LUCRECIA DALT, ¡Ay!

Attesa nella line up dell’imminente quattordicesima edizione del festival Transmission, Lucrecia Dalt è tornata fra noi, riapparendo di fatto come un UFO con il suo ottavo album da solista, il terzo a uscire su RVNG Intl. a due anni di distanza dal sospeso e fantasmatico No Era Sólida. Nel mezzo ci sono stati anche il lavoro co-firmato con Aaron Dilloway (ex Wolf Eyes), intitolato Lucy & Aaaron, e le colonne sonore per il film “The Seed” e la sorprendente miniserie televisiva “The Baby”.
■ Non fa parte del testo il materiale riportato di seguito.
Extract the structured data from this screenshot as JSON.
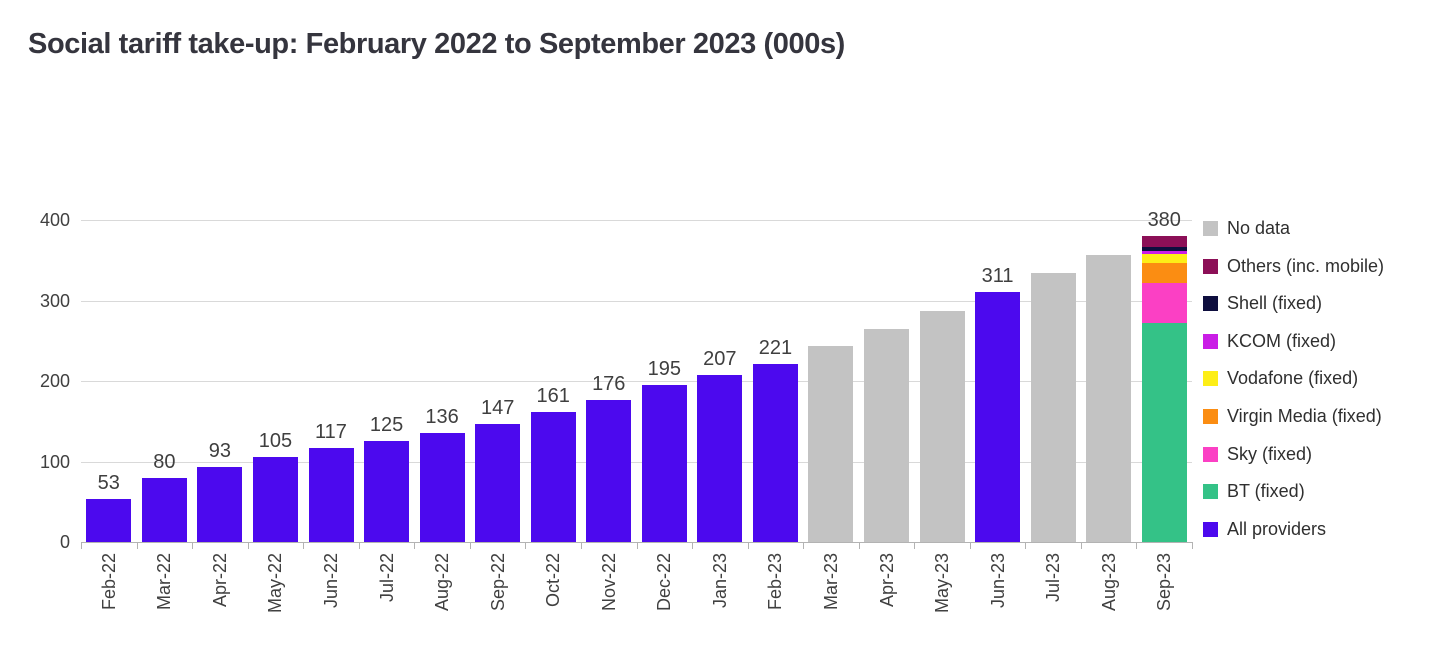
{
  "page": {
    "title": "Social tariff take-up: February 2022 to September 2023 (000s)"
  },
  "chart_data": {
    "type": "bar",
    "title": "Social tariff take-up: February 2022 to September 2023 (000s)",
    "xlabel": "",
    "ylabel": "",
    "ylim": [
      0,
      400
    ],
    "yticks": [
      0,
      100,
      200,
      300,
      400
    ],
    "grid": true,
    "legend_position": "right",
    "categories": [
      "Feb-22",
      "Mar-22",
      "Apr-22",
      "May-22",
      "Jun-22",
      "Jul-22",
      "Aug-22",
      "Sep-22",
      "Oct-22",
      "Nov-22",
      "Dec-22",
      "Jan-23",
      "Feb-23",
      "Mar-23",
      "Apr-23",
      "May-23",
      "Jun-23",
      "Jul-23",
      "Aug-23",
      "Sep-23"
    ],
    "bars": [
      {
        "month": "Feb-22",
        "series": "All providers",
        "value": 53,
        "label": "53"
      },
      {
        "month": "Mar-22",
        "series": "All providers",
        "value": 80,
        "label": "80"
      },
      {
        "month": "Apr-22",
        "series": "All providers",
        "value": 93,
        "label": "93"
      },
      {
        "month": "May-22",
        "series": "All providers",
        "value": 105,
        "label": "105"
      },
      {
        "month": "Jun-22",
        "series": "All providers",
        "value": 117,
        "label": "117"
      },
      {
        "month": "Jul-22",
        "series": "All providers",
        "value": 125,
        "label": "125"
      },
      {
        "month": "Aug-22",
        "series": "All providers",
        "value": 136,
        "label": "136"
      },
      {
        "month": "Sep-22",
        "series": "All providers",
        "value": 147,
        "label": "147"
      },
      {
        "month": "Oct-22",
        "series": "All providers",
        "value": 161,
        "label": "161"
      },
      {
        "month": "Nov-22",
        "series": "All providers",
        "value": 176,
        "label": "176"
      },
      {
        "month": "Dec-22",
        "series": "All providers",
        "value": 195,
        "label": "195"
      },
      {
        "month": "Jan-23",
        "series": "All providers",
        "value": 207,
        "label": "207"
      },
      {
        "month": "Feb-23",
        "series": "All providers",
        "value": 221,
        "label": "221"
      },
      {
        "month": "Mar-23",
        "series": "No data",
        "value": 243,
        "label": ""
      },
      {
        "month": "Apr-23",
        "series": "No data",
        "value": 265,
        "label": ""
      },
      {
        "month": "May-23",
        "series": "No data",
        "value": 287,
        "label": ""
      },
      {
        "month": "Jun-23",
        "series": "All providers",
        "value": 311,
        "label": "311"
      },
      {
        "month": "Jul-23",
        "series": "No data",
        "value": 334,
        "label": ""
      },
      {
        "month": "Aug-23",
        "series": "No data",
        "value": 357,
        "label": ""
      },
      {
        "month": "Sep-23",
        "series": "stacked",
        "total": 380,
        "label": "380",
        "segments": [
          {
            "name": "BT (fixed)",
            "value": 272
          },
          {
            "name": "Sky (fixed)",
            "value": 50
          },
          {
            "name": "Virgin Media (fixed)",
            "value": 24
          },
          {
            "name": "Vodafone (fixed)",
            "value": 12
          },
          {
            "name": "KCOM (fixed)",
            "value": 4
          },
          {
            "name": "Shell (fixed)",
            "value": 4
          },
          {
            "name": "Others (inc. mobile)",
            "value": 14
          }
        ]
      }
    ],
    "legend": [
      {
        "label": "No data",
        "color": "#c3c3c3"
      },
      {
        "label": "Others (inc. mobile)",
        "color": "#8c0f57"
      },
      {
        "label": "Shell (fixed)",
        "color": "#0e0e3e"
      },
      {
        "label": "KCOM (fixed)",
        "color": "#ca1de6"
      },
      {
        "label": "Vodafone (fixed)",
        "color": "#fdee17"
      },
      {
        "label": "Virgin Media (fixed)",
        "color": "#fb8d12"
      },
      {
        "label": "Sky (fixed)",
        "color": "#fb40c4"
      },
      {
        "label": "BT (fixed)",
        "color": "#34c287"
      },
      {
        "label": "All providers",
        "color": "#4c09ee"
      }
    ]
  }
}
Magari è proprio dai risvolti sci-fi di queste visioni che la musicista e sound artist colombiana residente a Berlino, solita muoversi insolitamente tra elettronica e avanguardia, ha attinto a livello di input per l’impianto concettuale di ¡Ay!, sviluppato in realtà a seguire vari scambi teorici con il filosofo Miguel Prado in una sorta di odissea metafisica incentrata con una buona dose di ironia sul senso dell’atemporalità. Lo stratagemma del personaggio fittizio, già adottato per No Era Sólida, viene portata all’estremo: un’entità aliena di nome Preta, procuratasi un corpo grazie alla pelle morta evaporata nell’idrosfera, si confronta via via, sebbene eterna, con la geologia del nostro pianeta – ricordiamo che Dalt, in una vita precedente, era ingegnere geotecnico – e con ciò che la costituisce sul piano prettamente umano, inclusi l’amore, il conflitto e la finitezza dell’essere. Dalt, interpretando Petra nei clip diffusi sinora, girati nell’isola di Maiorca, lecca delle rocce, danza sugli scogli, fluttua sull’acqua, parla di datazione radiometrica…
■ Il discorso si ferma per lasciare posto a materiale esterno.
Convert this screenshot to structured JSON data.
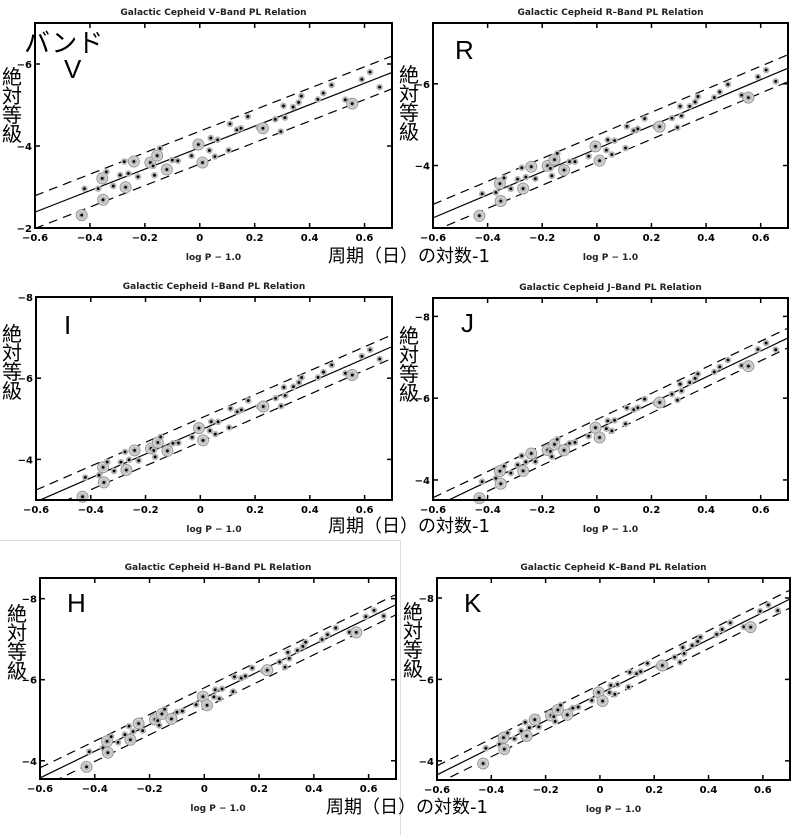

Addentrandosi nelle dieci tracce in programma, anziché alla fantascienza, viene però da pensare a un lungometraggio di David Lynch, in particolare senz’altro a Mulholland Drive, vuoi per il freddo cromatismo di copertina che riporta alla scatola blu dell’inconscio – ad aprirsi su diverse possibilità identitarie e a legarsi perfettamente all’ascolto tanto morbido, avvolgente, setoso, pregiato quanto notturno e dunque misterioso – vuoi soprattutto per l’utilizzo da “Club Silencio” della lingua spagnola, a collegarsi di proposito con la musica tradizionale della propria terra di origine, puro eco sensoriale dall’infanzia riportato in superficie, a uno stato tangibile (del resto, come dicevamo, qui in potenza non esiste alcuna limitazione temporale). Se l’incontro tra forma-canzone e ricerca colta è affine a quanto esperito da una Julia Holter, l’idioma latinoamericano getta ponti, volendo, con altri oggetti marziani, in primis all’interno della produzione dei loro stessi autori, quali per esempio l’omonimo di Arca o Cenizas di Nicolas Jaar.

Le radici di cui sopra ci sono sia nella scelta di base di accostarsi a sorpresa a generi come bolero, mambo, salsa, merengue, sia nell’impiego specifico della strumentazione, affinato al fianco dell’amico e collaboratore Alex Lázaro, che abbraccia contrabbasso, fiati e ottoni, a fondersi con percussioni – conga, bongos, temple block, timbales – decostruite in sincopi di ritmo al rallentatore e sintetizzatori modulari, mentre la voce di Dalt si fa il Verbo nitido e confidenziale di Petra, mettendoci così in connessione trascendentale con lei.  Dall’eleganza di “No Tiempo” allo spoken di “El Galatzó”, dai caratteristici suoni metallici di “Contenida” alle calde melodie di “Bochinche”, per non dire del gioello splendente che è “Atemporal” (mi riconosco in quella roccia atemporale), il contatto è semplicemente irrinunciabile e mette a sua volta in contatto con una multiculturalità della mente capace di far coesistere passato e futuro, memoria storica ed esigenza di nuove tipologie di narrazione, folklore e sperimentazione, storie individuali e bellezza universale. Una cosa è certa: questo è un disco volante, e vola dritto fra i migliori album del 2022.